An abandonment of religion is on the rise among Muslims living abroad. The phenomenon is most common among Iranians.  The Kurds come second. It is also common among Arabs and Afghans living abroad.

The Kurdish woman now considers herself a disbeliever: “I am not alone in this. Many people would renounce their religion if they had the freedom, which we have here,” she says. “The time has come that we ourselves determine what faith to hold.”

However, she doesn’t think encouraging people to abandon their religion is her business. She thinks that this is what missionaries and political Muslims do, promulgating their religious beliefs and ideologies.

In eastern communities, people normally commit to the faith their families follow. Imposing religion on children is a “crime,” said Alan, a Kurd who had identified himself as a disbeliever when he got his Finnish citizenship. “I didn’t fill out information about religion on my son’s identity card. He himself can decide what faith to hold when he turns 18 — whether he becomes a Muslim, a Christian or a disbeliever is up to him.”

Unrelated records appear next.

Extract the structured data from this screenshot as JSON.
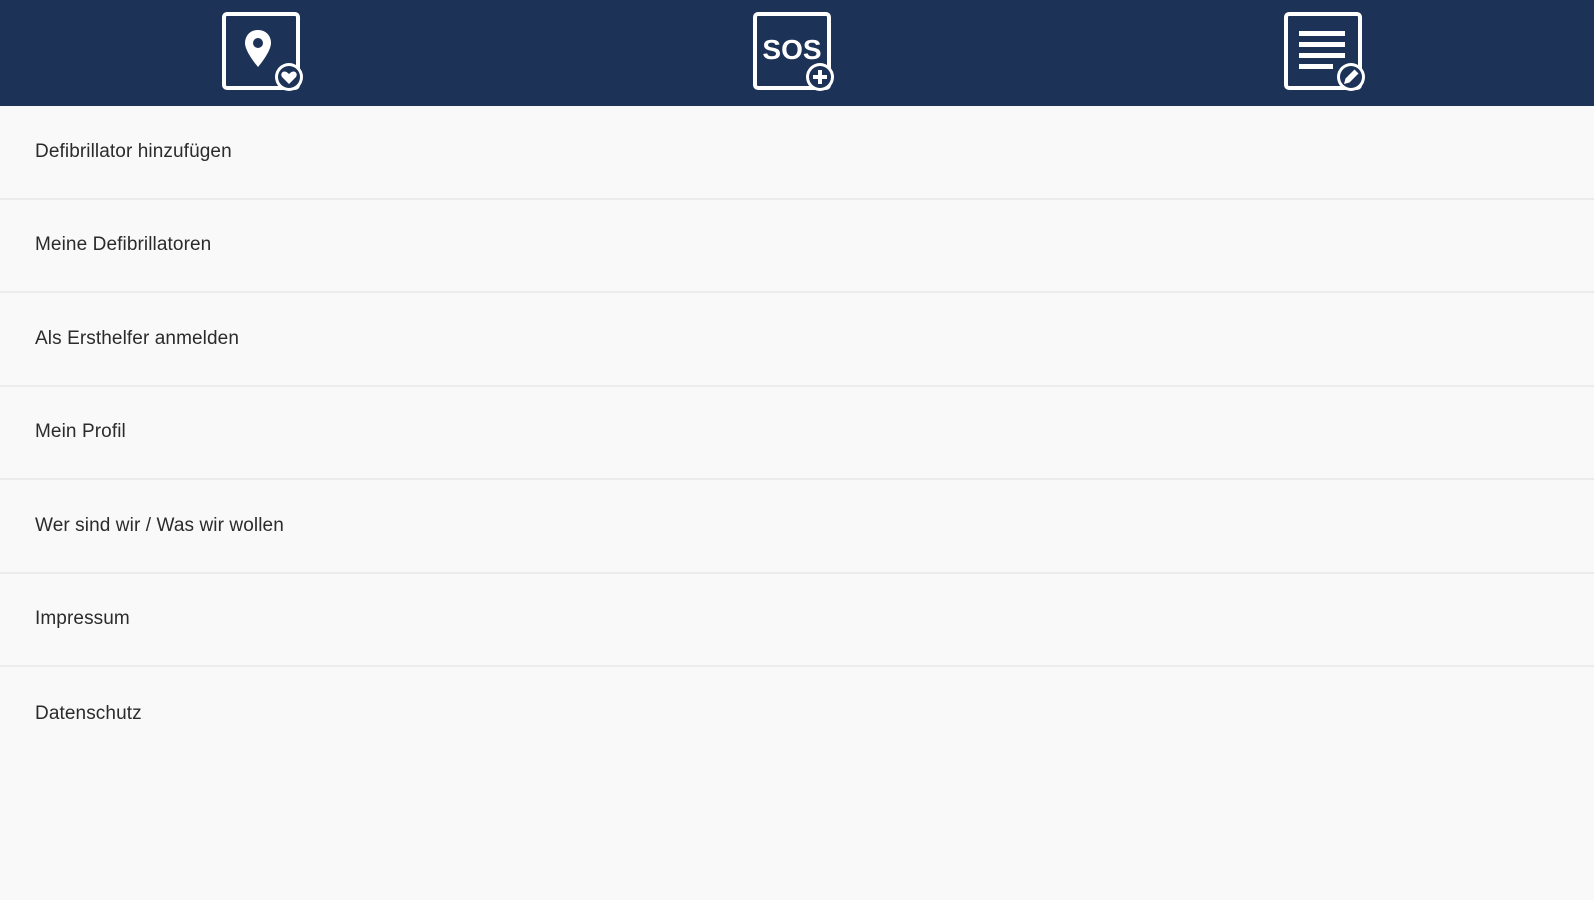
{
  "colors": {
    "topbar_bg": "#1c3257",
    "icon_fg": "#ffffff",
    "page_bg": "#f9f9f9",
    "divider": "#ececec",
    "text": "#2b2b2b"
  },
  "topbar": {
    "tabs": [
      {
        "icon": "map-pin-heart-icon"
      },
      {
        "icon": "sos-plus-icon",
        "text": "SOS"
      },
      {
        "icon": "document-edit-icon"
      }
    ]
  },
  "menu": {
    "items": [
      {
        "label": "Defibrillator hinzufügen"
      },
      {
        "label": "Meine Defibrillatoren"
      },
      {
        "label": "Als Ersthelfer anmelden"
      },
      {
        "label": "Mein Profil"
      },
      {
        "label": "Wer sind wir / Was wir wollen"
      },
      {
        "label": "Impressum"
      },
      {
        "label": "Datenschutz"
      }
    ]
  }
}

He didn’t allow us to ask his five-year-old son questions about religion.

Parents living in diaspora do not like their kids being asked religious questions. Religion is studied in European schools, but promoting a specific religion is not allowed.

However, some teachers indirectly talk to kids about religious matters, said Jalal Ahmed, a Kurd who lives in Sweden.

One day his daughter Nawa had come back home, talking about belief in God and doomsday. This, said Ahmed, angered him a lot. He then realized that one of his daughter’s schoolteachers had talked to the class about these matters.

Ahmed filed a complaint against the teacher.

Nawa’s teacher had advised the class not to eat pork, saying that eating pork is a sin and the habit of disbelievers, Ahmed detailed.

The Swedish daily newspaper Dagens Nyheter’s report on this issue has recently drawn national attention.

Ahmed is a practising Muslim, but considers “Islamifying” his daughter a danger. “I regard encouraging people to renounce their religion and encouraging children to embrace a particular religious faith as crimes,” he explained, adding that he, too, will leave the question of religion as a choice for his daughter to make.

There is reportedly a movement that encourages people to either renounce their religious faith or convert to other religions. “These movements and a number of Islamic groups work on the kids born here. One group tries to encourage people to abandon their religion, the other tries to convert them into Islam or Christianity,” said Nawzad Ahmed, a teacher from Stockholm.

“You pray for atheists too,” said an angry Sheikh Ahmed, from the Medborgarplatsen mosque, who is also on the Islamic Council in Sweden. His anger appeared to be due to the question being repeatedly asked by journalists. “He expelled a Reuters reporter who had come for the same purpose a few minutes before you came,” said Haji Ali Binawi, assistant to Sheikh Ahmed, adding, “we have information that diaspora people abandon their religion, some of them do it for financial gains.”

“Iranians are at the forefront of this, then Kurds, and then Arabs and Afghans. Unfortunately, many Kurds emulate Iranians and Arabs,” Binawi added.

The Swedish humanist organizations deny that they are encouraging people to abandon their religion. Rudaw has learnt that the High Council of the Swedish humanist organization includes two Kurdish women from southern (Iraqi) Kurdistan. The deputy of the Finnish Anti-religious Movement is also a Kurd from southern Kurdistan.

“It is still early to comment on this. We do not want to hurry in revealing our work,” Alan added.

“Encouraging people to abandon their religion is not our business. However, we work on systems that restrict individual liberty and impose religion on people,” said Hans Enderman, an activist with humanist organisations in Sweden.

“People renounce their religion and become humanists and disbelievers in countries where apostasy is punishable by death,” Hans detailed.

“People who publicly declare their atheist beliefs will be killed in most Islamic countries. We want people to be free,” said Fayed Jiburi, an Iraqi Arab who works with organizations that promote renunciation of religion. He does not think that what he does promotes renunciation of religion. He sees it as “promotion of individual liberty.”